Not only that, this week he’s become the first person ever to hold the Number 1, 2 and 3 spots in the UK Charts. And, all three of those songs (What Do You Mean?, Sorry, and Love Yourself) have been Number 1. This is insanity! I wasn’t a huge fan of the album anyway, although I respected it as a great pop record which did exactly what it aimed to do. So almost two months on, I’m bored of hearing just how well he’s doing. Admittedly, I still get excited when Sorry comes on (and I’m much like Matt Hacke in trying and failing to recreate the video’s choreography) but seriously? Enough is enough.
This week’s number one, Love Yourself, has taken the nation by storm, creating the perfect soundtrack to the exploits of a passive aggressive youth: mellow vibes, plucked guitars, smooth trumpets, and insulting lyrics. As Harry Williams pointed out a few weeks ago, once you know that Ed Sheeran wrote this song, it’s so obvious that Ed Sheeran wrote this song. Personally, I really dislike Sheeran’s music, which probably meant I was biased against this from the get go. I just think, after listening to the album as a whole, that this was a pleasant enough interlude, but really isn’t worth the hype it’s getting as a single. But then again, I don’t like What Do You Mean? either, so maybe I’m just wrong.
Straying away from He Who Must Not Be Named, further down the charts, I have to say that I’m unimpressed. There is nothing in the Top 10 which has any real originality; Coldplay are at Number 9 with a track as bland as they are, Shawn Mendes is trying to be Ed Sheeran with his Number 4 song Stitches, and Adele is still trying to get some phone signal at Number 5.
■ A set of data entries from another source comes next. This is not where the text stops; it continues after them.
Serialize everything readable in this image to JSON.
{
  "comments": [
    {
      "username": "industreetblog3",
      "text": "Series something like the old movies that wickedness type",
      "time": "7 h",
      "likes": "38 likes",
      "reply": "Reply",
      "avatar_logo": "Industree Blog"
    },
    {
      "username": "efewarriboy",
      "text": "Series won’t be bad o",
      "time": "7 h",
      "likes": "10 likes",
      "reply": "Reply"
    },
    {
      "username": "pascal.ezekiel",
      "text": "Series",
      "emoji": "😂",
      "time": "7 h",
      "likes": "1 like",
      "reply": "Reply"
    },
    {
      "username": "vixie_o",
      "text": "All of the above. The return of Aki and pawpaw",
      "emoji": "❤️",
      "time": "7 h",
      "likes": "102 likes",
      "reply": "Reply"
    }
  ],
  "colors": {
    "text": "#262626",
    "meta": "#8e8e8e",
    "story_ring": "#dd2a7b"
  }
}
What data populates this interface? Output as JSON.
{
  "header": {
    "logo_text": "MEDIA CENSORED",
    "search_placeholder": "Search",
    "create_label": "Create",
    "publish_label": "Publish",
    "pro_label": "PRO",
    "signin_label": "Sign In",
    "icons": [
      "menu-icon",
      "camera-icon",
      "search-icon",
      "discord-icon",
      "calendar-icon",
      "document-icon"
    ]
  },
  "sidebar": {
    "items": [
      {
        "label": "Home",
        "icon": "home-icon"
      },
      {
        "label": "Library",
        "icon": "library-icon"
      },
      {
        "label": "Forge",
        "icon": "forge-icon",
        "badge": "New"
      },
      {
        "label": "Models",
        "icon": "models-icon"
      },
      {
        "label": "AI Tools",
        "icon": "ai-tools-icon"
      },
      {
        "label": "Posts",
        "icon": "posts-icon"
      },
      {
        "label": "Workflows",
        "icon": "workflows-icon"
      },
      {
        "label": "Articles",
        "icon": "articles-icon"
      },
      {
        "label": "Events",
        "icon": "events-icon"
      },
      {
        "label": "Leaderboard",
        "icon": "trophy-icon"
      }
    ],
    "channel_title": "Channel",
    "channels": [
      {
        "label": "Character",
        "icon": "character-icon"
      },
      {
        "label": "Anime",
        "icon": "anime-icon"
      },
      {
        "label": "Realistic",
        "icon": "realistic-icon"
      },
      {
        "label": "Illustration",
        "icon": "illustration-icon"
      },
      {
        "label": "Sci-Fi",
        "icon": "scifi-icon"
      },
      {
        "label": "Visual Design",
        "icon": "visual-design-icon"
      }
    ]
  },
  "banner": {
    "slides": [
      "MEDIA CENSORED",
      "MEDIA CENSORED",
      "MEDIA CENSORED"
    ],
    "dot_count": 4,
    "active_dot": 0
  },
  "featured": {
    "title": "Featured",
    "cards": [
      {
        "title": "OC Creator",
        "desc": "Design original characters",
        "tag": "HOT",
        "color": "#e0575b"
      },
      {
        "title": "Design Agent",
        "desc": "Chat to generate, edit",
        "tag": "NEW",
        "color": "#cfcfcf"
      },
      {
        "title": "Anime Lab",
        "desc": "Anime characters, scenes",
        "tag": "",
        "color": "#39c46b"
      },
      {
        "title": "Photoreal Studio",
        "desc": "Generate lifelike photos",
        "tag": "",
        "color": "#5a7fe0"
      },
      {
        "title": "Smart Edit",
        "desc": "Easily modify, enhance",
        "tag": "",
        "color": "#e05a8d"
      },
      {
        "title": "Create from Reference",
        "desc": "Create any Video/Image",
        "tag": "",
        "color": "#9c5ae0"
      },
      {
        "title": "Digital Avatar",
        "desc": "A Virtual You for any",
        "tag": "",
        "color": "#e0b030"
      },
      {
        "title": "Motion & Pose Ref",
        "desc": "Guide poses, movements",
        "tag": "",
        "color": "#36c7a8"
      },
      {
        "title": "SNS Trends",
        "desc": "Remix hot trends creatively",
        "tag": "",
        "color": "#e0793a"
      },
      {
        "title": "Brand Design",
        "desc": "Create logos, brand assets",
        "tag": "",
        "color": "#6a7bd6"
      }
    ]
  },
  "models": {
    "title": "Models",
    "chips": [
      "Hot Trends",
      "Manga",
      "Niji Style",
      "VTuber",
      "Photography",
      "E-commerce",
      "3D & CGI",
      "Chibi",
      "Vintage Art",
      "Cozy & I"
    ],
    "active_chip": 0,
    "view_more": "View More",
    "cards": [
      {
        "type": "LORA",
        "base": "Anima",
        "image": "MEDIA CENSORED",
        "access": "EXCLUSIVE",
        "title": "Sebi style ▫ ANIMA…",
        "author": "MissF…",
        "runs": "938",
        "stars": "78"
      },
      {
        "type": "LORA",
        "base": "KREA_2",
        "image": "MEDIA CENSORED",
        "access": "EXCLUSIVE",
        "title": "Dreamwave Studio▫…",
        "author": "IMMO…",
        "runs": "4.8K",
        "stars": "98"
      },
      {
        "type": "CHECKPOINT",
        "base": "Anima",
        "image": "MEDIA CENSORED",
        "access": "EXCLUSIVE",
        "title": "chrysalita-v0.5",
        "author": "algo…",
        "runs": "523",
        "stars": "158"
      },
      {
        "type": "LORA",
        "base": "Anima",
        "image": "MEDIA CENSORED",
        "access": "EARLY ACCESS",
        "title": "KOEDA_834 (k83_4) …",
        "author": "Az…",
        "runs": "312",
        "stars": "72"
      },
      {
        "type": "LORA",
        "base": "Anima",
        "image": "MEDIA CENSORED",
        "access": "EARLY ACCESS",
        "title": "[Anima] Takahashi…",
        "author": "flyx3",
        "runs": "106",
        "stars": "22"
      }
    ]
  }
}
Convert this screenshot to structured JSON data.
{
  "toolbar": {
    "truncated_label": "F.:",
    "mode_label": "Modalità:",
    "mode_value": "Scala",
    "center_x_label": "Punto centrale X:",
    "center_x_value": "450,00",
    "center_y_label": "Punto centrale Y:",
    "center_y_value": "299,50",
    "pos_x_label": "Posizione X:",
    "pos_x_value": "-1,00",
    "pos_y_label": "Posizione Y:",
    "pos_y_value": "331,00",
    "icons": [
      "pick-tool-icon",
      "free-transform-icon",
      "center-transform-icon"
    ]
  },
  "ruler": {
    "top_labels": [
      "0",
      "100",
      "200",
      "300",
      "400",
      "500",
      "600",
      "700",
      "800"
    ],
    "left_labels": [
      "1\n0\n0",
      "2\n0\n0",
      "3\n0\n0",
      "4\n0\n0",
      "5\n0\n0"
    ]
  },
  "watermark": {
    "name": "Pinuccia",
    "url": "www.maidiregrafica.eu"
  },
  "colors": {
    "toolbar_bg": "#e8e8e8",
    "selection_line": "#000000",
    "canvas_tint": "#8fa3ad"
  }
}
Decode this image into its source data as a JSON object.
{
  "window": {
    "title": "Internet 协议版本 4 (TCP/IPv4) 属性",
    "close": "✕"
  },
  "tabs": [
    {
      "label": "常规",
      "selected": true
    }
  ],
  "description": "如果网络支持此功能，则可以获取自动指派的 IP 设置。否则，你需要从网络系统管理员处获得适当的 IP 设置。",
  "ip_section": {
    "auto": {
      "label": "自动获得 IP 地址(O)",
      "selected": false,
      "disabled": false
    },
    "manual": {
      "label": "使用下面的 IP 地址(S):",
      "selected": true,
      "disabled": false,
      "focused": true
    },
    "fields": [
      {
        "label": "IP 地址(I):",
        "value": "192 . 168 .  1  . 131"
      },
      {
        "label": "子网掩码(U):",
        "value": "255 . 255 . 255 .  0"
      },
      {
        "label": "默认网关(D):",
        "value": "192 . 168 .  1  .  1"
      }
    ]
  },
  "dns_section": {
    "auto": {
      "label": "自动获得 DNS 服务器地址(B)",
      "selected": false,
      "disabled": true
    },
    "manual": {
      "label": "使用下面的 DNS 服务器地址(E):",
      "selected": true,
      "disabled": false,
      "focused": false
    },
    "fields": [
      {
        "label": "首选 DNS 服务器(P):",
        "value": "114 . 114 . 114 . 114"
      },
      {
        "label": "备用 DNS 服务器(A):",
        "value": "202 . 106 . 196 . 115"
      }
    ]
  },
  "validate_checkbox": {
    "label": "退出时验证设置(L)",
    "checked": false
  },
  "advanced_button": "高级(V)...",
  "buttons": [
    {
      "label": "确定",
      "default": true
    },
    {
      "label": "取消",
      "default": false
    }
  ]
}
It’s all a bit same-old same-old, really. In fact, in the Top 20 songs, the shortest amount of weeks on the chart is a whopping seven (One Direction, Sigala, Grace) proving with real life maths that there is nothing new worth listening to. With the exception of Motörhead’s Ace Of Spades (RIP Lemmy) every song is either pop or dance, or a mixture of the two. I’m not trying to be a music snob here (I genuinely love pop music and think it’s important) but I seriously think the charts need some fresh blood to liven things up. Come on Kanye, save us all.
In conclusion, until Zayn Malik releases his first single (which is due any day now) to show us what a comeback really looks like, this is Justin Bieber’s world, and we’re all just living in it.